Of course including the featureless learner here doesn't really add any insights,
especially since we evaluate by AUC, where the featureless learner gets a score of 0.5 by definition.
## Your Turn!
Since we have a binary classification problem, we might even get away with using
plain old logistic regression.
Instead of benchmarking against the featureless learner, compare kNN and decision trees
to the logistic regression learner `"classif.log_reg"` without any hyperparameters.

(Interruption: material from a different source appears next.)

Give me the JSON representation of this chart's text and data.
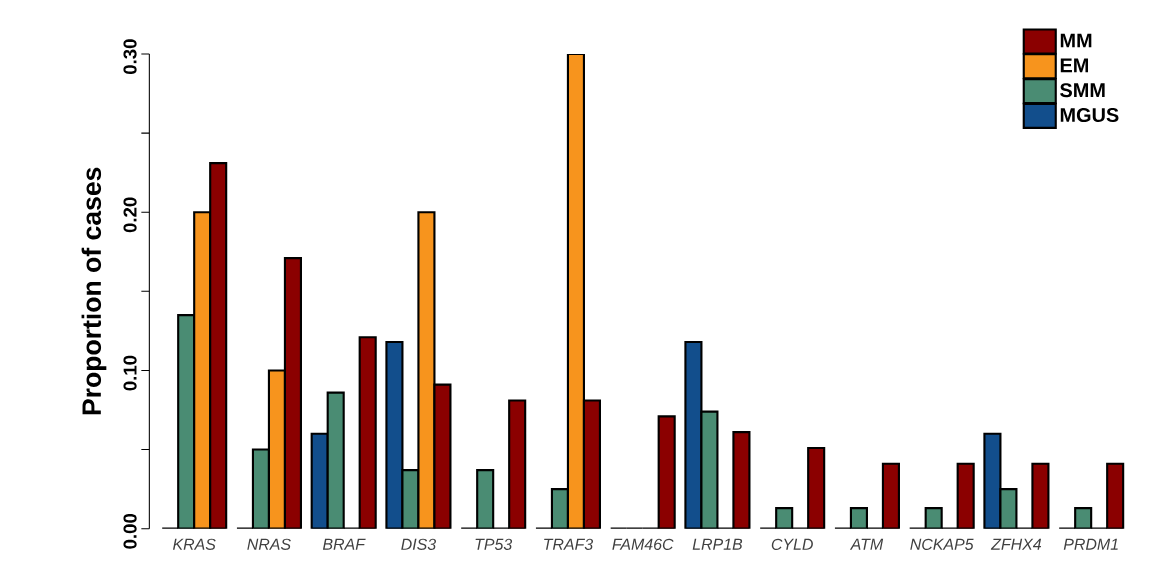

Do our fancy ML methods beat the good old GLM?
Use the best hyperparameter settings for kNN and `rpart` you have found so far
# Random Forests & Boosting
Armed with our new model comparison skills, we can add Random Forests and
Gradient Boosting to the mix!
Our new learner IDs are
- `"classif.ranger"` for Random Forest, see `?ranger::ranger`
- `"classif.xgboost"` for (eXtreme) Gradient Boosting, see `?xgboost::xgboost`
(You know it has to be fancy if it has "extreme" in the name!)
Both learners can already do fairly well without tweaking hyperparameters, except
for the `nrounds` value in `xgboost` which sets the number of boosting iterations.
The default in the `{mlr3}` learner is 1, which kind of defeats the purpose of boosting.
## Your Turn!
Use the benchmark setup from above and switch the `kknn` and `rpart` learners
with the Random Forest and Boosting learners.
Maybe switch to holdout resampling to speed the process up a little and make
sure to set `nrounds` to something greater than 1 for `xgboost`.
What about now? Can we beat logistic regression?